# more eggs



## ronzz (Oct 26, 2004)

ok i looked in the tank this morning and there are more eggs!!My last batch of eggs have all gone apart from a few fry!!How can i ensure most of the eggs make it this time???Shall i put the eggs in another tank?do i syphon the eggs out?and what is the best time to do this?is brine shrimp the only food to feed them at this age?


----------



## 2rbps (Dec 30, 2005)

from what i have come to understand, siphon them out into a 10gal, with same temp and use mostly siphoned water so they dont get shocked, thats just my opinion tho.


----------



## twofish (Mar 1, 2005)

This what I do, though it's quite cumbersome it in my opinion yields a good % return on the eggs.
1) I let the eggs be, I let the male gaurd them and hatch in the same water ..this is in a 125 gallon tank.
2) I let the eggs hatch, and soon you can't find any fry in the tank even if you are trying ..even if you could they stay in the substrate (I use rock gravel so it's rather big gaps for the little guys) so it would be extremely hard to find/catch.
3) After aprox 3 days after hatch (~5 days total) the fry have used up their yolk sac, I have pre timed a brine shrimp hatch to mature 24 hours prior ..at this point the fry free swim in the tank looking for food.
4) I scoop as many as I can find over the next 5 days, finding the most amount (~150 or so) in the first day and maybe up to 70 over the next 4 days or so.
5) I net all the fry (usually not more then 4 at a time) I find in a small ~3$ net ..i then leave them in their water in the net while bringing the rim of the net just over the surface of the water and suck them up with a eye dropper (though a turkey baster is much better) or sometimes I use a ladel. 
6) I cut 2 Liter pop bottles at the bottoms, leaving about 75% of the bottle left, I then dunk the bottle in the 125 gallon tank so that it fills up about 80% with the tank water, leaving room for air at the top so it floats (the nozzle is facing towards the gravel so it is upside down).
7) I now put the fry I sucked out of the net into the pop bottle, I do a water change using a similiar process every 12 hours, I feed them brine shrimp every 6 hours except when I sleep.

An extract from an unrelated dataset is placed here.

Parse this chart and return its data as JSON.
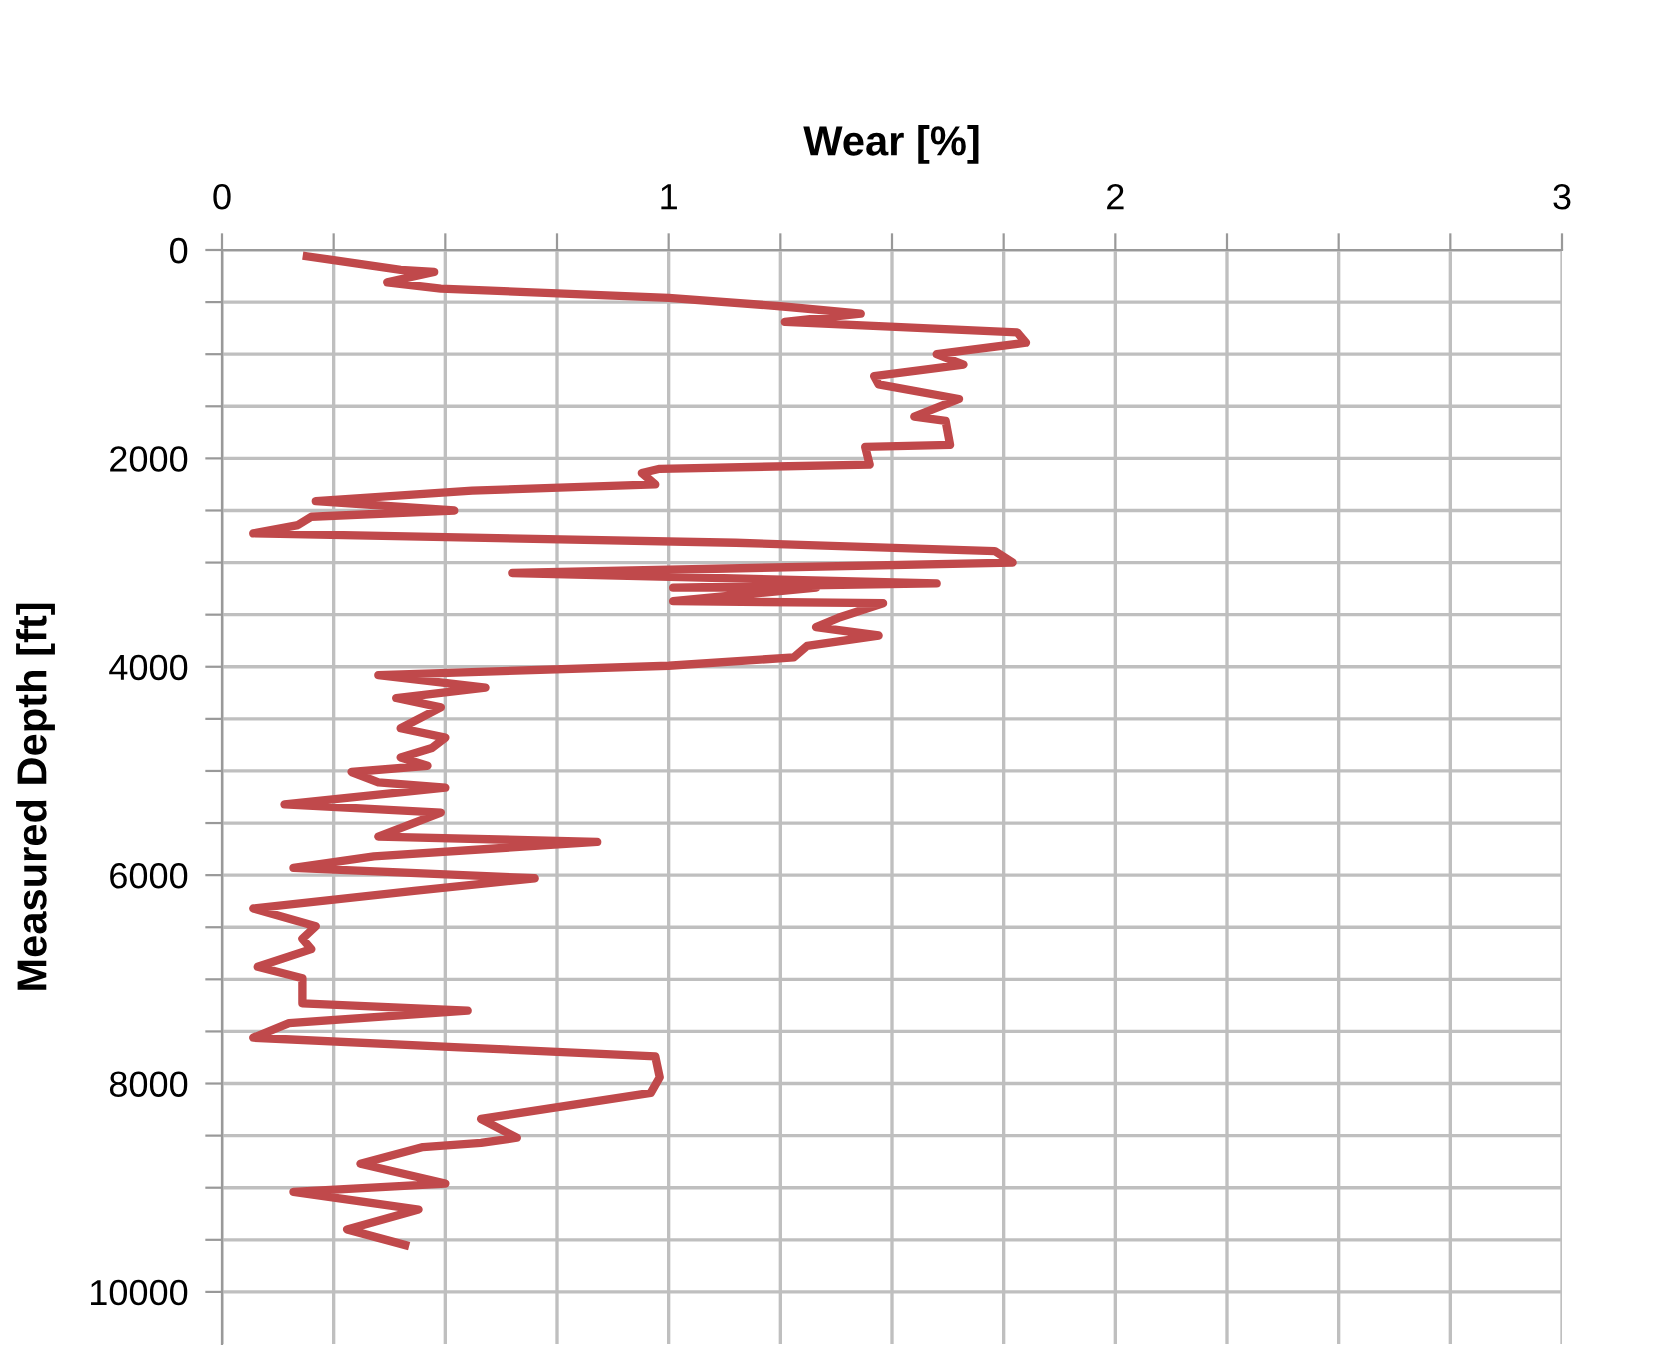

This is very cumbersome and time consuming, but I like it. This way I use a single heater to keep them at the same temperature they were used to, I also always use the same tank water all the time. When I do a water change I just cycle the old water they were in back into the tank and then refill their pop bottle from the other end of my tank.
This also saves me from having to get various other tanks for diff age fry ..I just keep using more pop bottles, when it comes time to split a bottle because they are getting to big, it costs me next to nothing to add another.

This has worked very well for me thus far, I lose almost no fry, ever. Granted I treat each fry like it's worth a million dollars, I'm sure some people would argue it's a foolish waste of time.


----------



## PiranhaStein (Dec 30, 2005)

Awsome post two fish, some pictures would be very nice. As this seems like a nice cost effect setup. What do you use as a shrimp hatchery, anything special? Sounds like you have this down to a science, add a couple of things and you could have yourself a sticky.


----------